Contratações de artistas em shows de Prefeituras não são ilegais, mas precisam seguir regras e a aplicação adequada dos recursos públicos

As polêmicas recentes envolvendo a contratação de artistas para realização de shows por Prefeituras de pequenos municípios têm gerado discussões e diversas repercussões, práticas e jurídicas. Ainda que a realização desses eventos não seja ilegal, é preciso que o Poder Público siga uma série de procedimentos, especialmente por se tratar de gastos cobertos com verbas públicas.

O primeiro ponto destacado por Mario Saadi, sócio do Cescon Barrieu Advogados nas áreas de Direito Administrativo e Infraestrutura, é que a contratação de shows de artistas consagrados pode ser enquadrada legalmente como inexigibilidade de licitação, ou seja, a contratação direta, conforme prevê a Nova Lei das Licitações (Lei nº 14.133/2021). “O texto se refere à seleção de artista consagrado pela crítica especializada ou pela opinião pública”, afirma o advogado, “o que precisa ser adequadamente demonstrado no processo administrativo de contratação”.

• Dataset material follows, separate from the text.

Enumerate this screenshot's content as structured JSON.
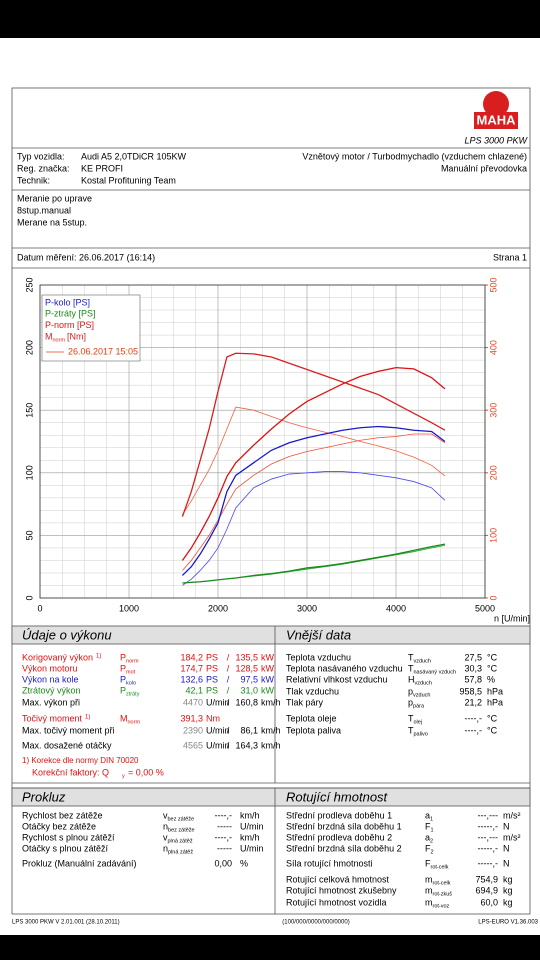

Saadi explica que, juridicamente, não há nada de ilegal por si só, já que as contratações diretas são amparadas pela Constituição Federal e pela legislação em vigor. “O que deve ocorrer é obediência às normas sobre contratação pública, com a adequada motivação e com a aplicação correta de recursos orçamentários”, destaca.

Mas grande parte do debate público em torno do tema diz respeito à existência de recursos públicos por parte das Prefeituras para a realização desses shows. No caso de Teolândia, que teve um show do cantor Gusttavo Lima cancelado pela Justiça, o município baiano ainda se encontrava em situação de emergência por conta das fortes chuvas que assolaram a região recentemente. Mario explica que qualquer contratação por parte das Prefeituras deve obedecer a normas procedimentais e orçamentárias. “A aplicação inadequada de recursos públicos, inclusive por meio da utilização de recursos públicos destinados a outras finalidades, pode ser investigada e, eventualmente, gerar responsabilização das pessoas envolvidas”, explica.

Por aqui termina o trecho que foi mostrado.